Et quand vos travaux seront terminés, quand chacun aura regagné son foyer, l'esprit encore plein des splendeurs du génie humain, ne manquez pas de dire et de répéter, vous, nos chers collègues de la province, que cette République qui a dù réparer tant de désastres, qui a dù lutter jusqu'ici et qui lutte encore pour sa propre existence, vient de donner au monde un spectacle tel qu'aucune monarchie ne l'a jamais donné. Dites bien aussi que cet antagonisme entre la province et Paris, organisé dans un intérêt dynastique, que cette hostilité établie artificiellement entre les hommes d'une même nation, d'un même sang, n'existent plus. La République a fait tomber ces barrières factices il n'y a plus de provinciaux et de Parisiens, mais des patriotes qui veulent élever leur pays par la paix, l'ordre scientifique et le travail; il n'y a plus que des Français.

Au nom des habitants de Paris, je vous souhaite la plus cordiale bien

venue.

M. PERRIER

Commandant d'état-major, Membre du Bureau des longitudes,
Secrétaire général.

L'ASSOCIATION FRANÇAISE EN 1877

L'Association française est arrivée à la septième année de son existence. Après avoir visité successivement Bordeaux, Lyon, Nantes, Lille, ClermontFerrand et le Havre, elle ouvre aujourd'hui sa septième session à Paris. C'est du Congrès du Havre que j'ai d'abord à vous entretenir.

Vous savez que nous avons trouvé au Havre l'accueil le plus cordial et l'hospitalité la plus large, grâce aux efforts du comité local, présidé par M. le docteur Lecadre, à la bonne volonté de l'administration municipale et grâce aussi à l'empressement de la population tout entière.

La ville s'était pavoisée spontanément, comme aux grands jours de fête, pour recevoir notre Association; des appartements particuliers avaient été offerts à un grand nombre de membres français et de savants étrangers; le lycée nous avait ouvert ses dortoirs; la Compagnie générale transatlantique et celle des Chargeurs réunis avaient mis gracieusement à notre disposition deux grands paquebots: la Ville de Paris et le Belgrano, de sorte que, tous les membres du Congrès ont pu trouver, au Havre, une installation suffisante, quelquefois même luxueuse.
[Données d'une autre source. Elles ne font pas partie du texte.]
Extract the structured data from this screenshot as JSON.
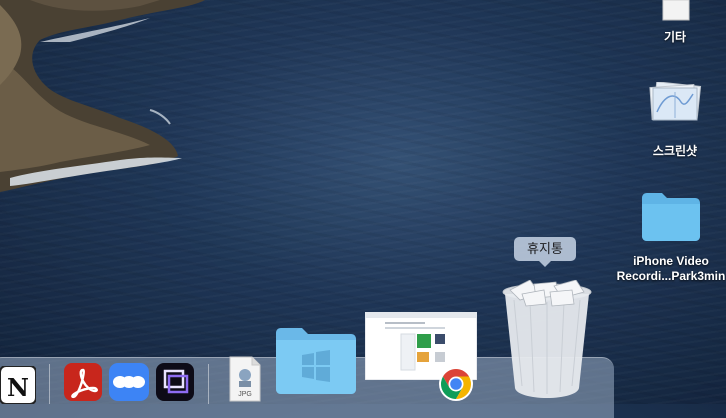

En même temps, rien n'avait été négligé pour assurer le succès des conférences, des séances générales et des séances de section, soit au théâtre, soit dans le splendide local de l'Hôtel de ville, où vous avez trouvé aussi des salles de réunion, de lecture et de correspondance.

C'est dans ces conditions favorables de préparation matérielle, sur un terrain éminemment propice à nos travaux, que s'est ouverte la session du Havre le 23 août 1877.

La séance d'ouverture fut remplie par un discours magistral de M. le président Broca, sur les races fossiles humaines de l'Europe occidentale, par une allocution vive et spirituelle de M. le maire Mazurier, par un rapport, plein d'aperçus fins et délicats et très-chaleureusement applaudi, de M. le secrétaire général Dehérain, et enfin par le compte rendu lumineux de notre trésorier, M. Georges Masson, sur la prospérité financière de l'Association.

Les travaux des sections ont commencé le lendemain 24 août. L'apparition du volume, qui en est le tableau fidèle et complet, a été retardée par la grève des ouvriers typographes de Paris. Nous n'avons pu, à notre grand regret, nous conformer cette année à l'habitude et au règlement en vous distribuant le volume avant l'ouverture de la session actuelle; mais nous espérons être bientôt en mesure de le faire remettre à chacun de vous.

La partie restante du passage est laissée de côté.